Otoritas China mendorong semakin banyak tenaga kerja pedesaan Tibet untuk keluar dari wilayah itu. Para tenaga kerja itu dipindahkan ke pusat pelatihan bergaya militer yang dibangun baru-baru ini dan mereka diubah menjadi buruh pabrik.
Seperti dilansir Reuters, Selasa (22/9/2020), metode tersebut disebut mirip dengan program pelatihan di wilayah Xinjiang, yang oleh banyak kelompok HAM disebut sebagai kerja paksa.
Menurut laporan seratusan media pemerintah, dokumen kebijakan dari biro pemerintah di Tibet dan permintaan pengadaan yang dirilis tahun 2016-2020, otoritas China telah menetapkan kuota untuk transfer massal tenaga kerja pedesaan di dalam wilayah Tibet dan ke wilayah China lainnya.

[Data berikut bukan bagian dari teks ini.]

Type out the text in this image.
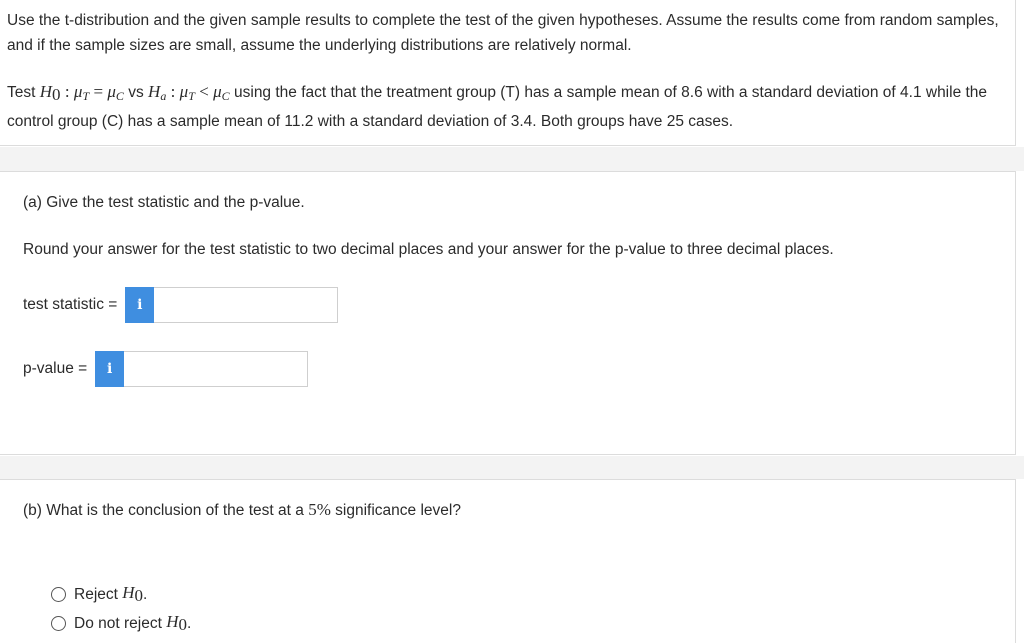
Use the t-distribution and the given sample results to complete the test of the given hypotheses. Assume the results come from random samples, and if the sample sizes are small, assume the underlying distributions are relatively normal.

Test $H_0$ : $\mu_T = \mu_C$ vs $H_a$ : $\mu_T < \mu_C$ using the fact that the treatment group (T) has a sample mean of 8.6 with a standard deviation of 4.1 while the control group (C) has a sample mean of 11.2 with a standard deviation of 3.4. Both groups have 25 cases.

(a) Give the test statistic and the p-value.
Round your answer for the test statistic to two decimal places and your answer for the p-value to three decimal places.
test statistic =	i
p-value =	i
(b) What is the conclusion of the test at a 5% significance level?
Reject
$H_0$ .
Do not reject
$H_0$ .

Upaya penetapan kuota itu menandai perluasan cepat dari inisiatif yang dirancang untuk menyediakan tenaga kerja yang setia bagi industri China.
SCROLL TO CONTINUE WITH CONTENT
Sebuah pemberitahuan yang diposting ke situs pemerintah daerah Tibet, bulan lalu, menyebutkan bahwa lebih dari setengah juta orang telah dilatih sebagai bagian dari proyek tersebut untuk tujuh bulan pertama tahun 2020. Jumlah itu mencapai 15 persen dari populasi di kawasan tersebut.
Dari total ini, nyaris 50 ribu orang telah dipindahkan untuk bekerja di wilayah Tibet dan ribuan orang lainnya dikirimkan ke bagian lainnya di China. Kebanyakan berakhir dengan pekerjaan bergaji rendah, termasuk manufaktur tekstil, konstruksi dan pertanian.
"Sekarang ini, menurut pendapat saya, serangan terkuat, paling jelas dan terarah pada mata pencaharian tradisional warga Tibet yang kita saksikan hampir sejak Revolusi Budaya (tahun 1966-1976)," sebut peneliti Tibet dan Xinjiang independen, Adrian Zenz, yang menyusun temuan inti soal program ini.
Hal ini dirinci dalam laporan yang dirilis pekan ini oleh Jamestown Foundation -- sebuah institut berbasis Washington DC, Amerika Serikat (AS), yang fokus pada masalah kebijakan yang menjadi kepentingan strategis bagi AS.
"Ini adalah perubahan gaya hidup yang memaksa dari nomad dan bertani menjadi buruh upahan," sebut laporan tersebut.
Sementara itu, dalam pernyataan kepada Reuters, Kementerian Luar Negeri China membantah keras adanya kerja paksa dalam program itu. Ditegaskan bahwa China adalah negara hukum dan bahwa para tenaga kerja itu bekerja secara sukarela dan diberi kompensasi yang sesuai.
"Apa yang disebut oleh orang-orang dengan motif tersembunyi sebagai 'kerja paksa' sama sekali tidak ada. Kami berharap komunitas internasional bisa membedakan yang benar dari yang salah, menghormati fakta dan tidak tertipu oleh kebohongan," tegas Kementerian Luar Negeri China dalam penegasannya.
Memindahkan surplus tenaga kerja pedesaan ke sektor industri menjadi bagian penting dari upaya China untuk meningkatkan ekonomi dan mengurangi kemiskinan. Namun di daerah seperti Xinjiang dan Tibet yang memiliki populasi etnis yang besar dan riwayat kerusuhan, kelompok-kelompok HAM menyebut program-program semacam itu mencakup penekanan pelatihan ideologi sangat besar.
Dan adanya kuota pemerintah dan pengelolaan ala militer, sebut kelompok-kelompok HAM, menunjukkan bahwa transfer tenaga kerja massal itu memiliki elemen pemaksaan.